Table 2 -- Results of the mahalanobis ranked identification test for head pose. The horizontal axis represents 70 degrees to zero degrees head yaw. The vertical axis represents 25 to -25 degrees pitch. Ranks zero, one and two are displayed for the yaw range with results averaged over head pitch (orange rows). Zero pitch is highlighted as blue horizontal lines. In the figure above “COMB” presents the identification results using the combined Aureus 3D parameters and “Tex” presents the results using only the texture parameters.
 
Table 2 also clearly shows that the method of identification using mahalanobis distance for combined parametric vectors provides reasonable rank zero identification. The identification results averaged over pitch ranges from 47% to 90% over a yaw range of 40 degrees. This is comparable to the CFR system ranging from 46% to 80% over a yaw range of 30 degrees. Using only texture parametric vectors a rank zero performance of between 47% and 91% can be achieved over a yaw range of 40 degrees. Comparing the CFR and texture Mahalanobis distance based identification tests over a 40 degree yaw range yields a rank zero identification 38 range of 19-80% for the CFR and 47-91% using mahalanobis distance. This suggests that the 3D reconstruction has a beneficial effect on facial recognition at pose.

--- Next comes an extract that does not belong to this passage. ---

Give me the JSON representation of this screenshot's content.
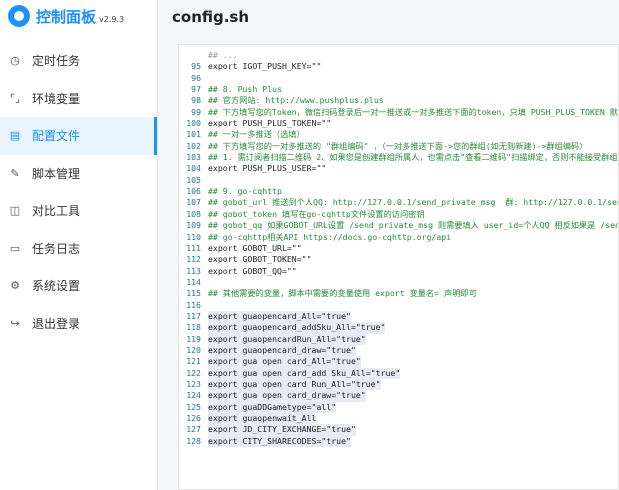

An additional observation can be obtained from Table 2; the texture parameters appear to have a slight advantage over the combined parameters. It is hypothesized that this is due to the texture parameters containing little or no expression variation since they do not represent facial shape. This should lead to identification improvement however at a loss of identification via facial shape, i.e. people have different face shapes. It is proposed that an improved FR performance could be expected by correcting for facial expression. In such a circumstance it is reasonable to expect that the combined parameters would lead to superior identifications than the texture parameters alone.

2D face recognition with 3D pose correction results

The third test applied pose correction then used the CFR SDK to generate a template file for each pose corrected image for both the gallery and the probe sets of images. The test was then repeated using these pose corrected template files. Thus the results of the third test could be used to determine any improvement obtained from pose correction using the CFR engine.

Table 3 – Comparative identification results using the CFR on the 2D images (CFR 2D) and the pose corrected (CFR 3D) images. The horizontal axis represents 70 degrees to zero degrees head yaw. The 39 vertical axis represents 25 to -25 degrees head pitch. Results for zero head pitch are outlined in red and results averaged over all head pitches are outlined in orange. The CFR2D results are highlighted in white, the CFR 3D results are highlighted in blue and the percentage improvement from pose correction (CFR3D minus CFR2D) results are highlighted in green. The yellow colored cells at the end of each green row present the average improvement over all head yaws for a head particular pitch. The bottom right yellow cell displays the resulting improvement over all head pose. All values are presented for rank zero only.

Summary

It can be seen from Table 3 that using the CFR system with head pose corrected images significantly improves facial recognition matching performance. In the same 30 degrees yaw range the pitch averaged results improve from a range of 46-80% to 72-98%. For a comparable lower end rank of 54% the yaw range is extended to 50 degrees. The bottom right yellow cell in Table 3 displays an average improvement over all poses of 27% for rank zero using head pose correction.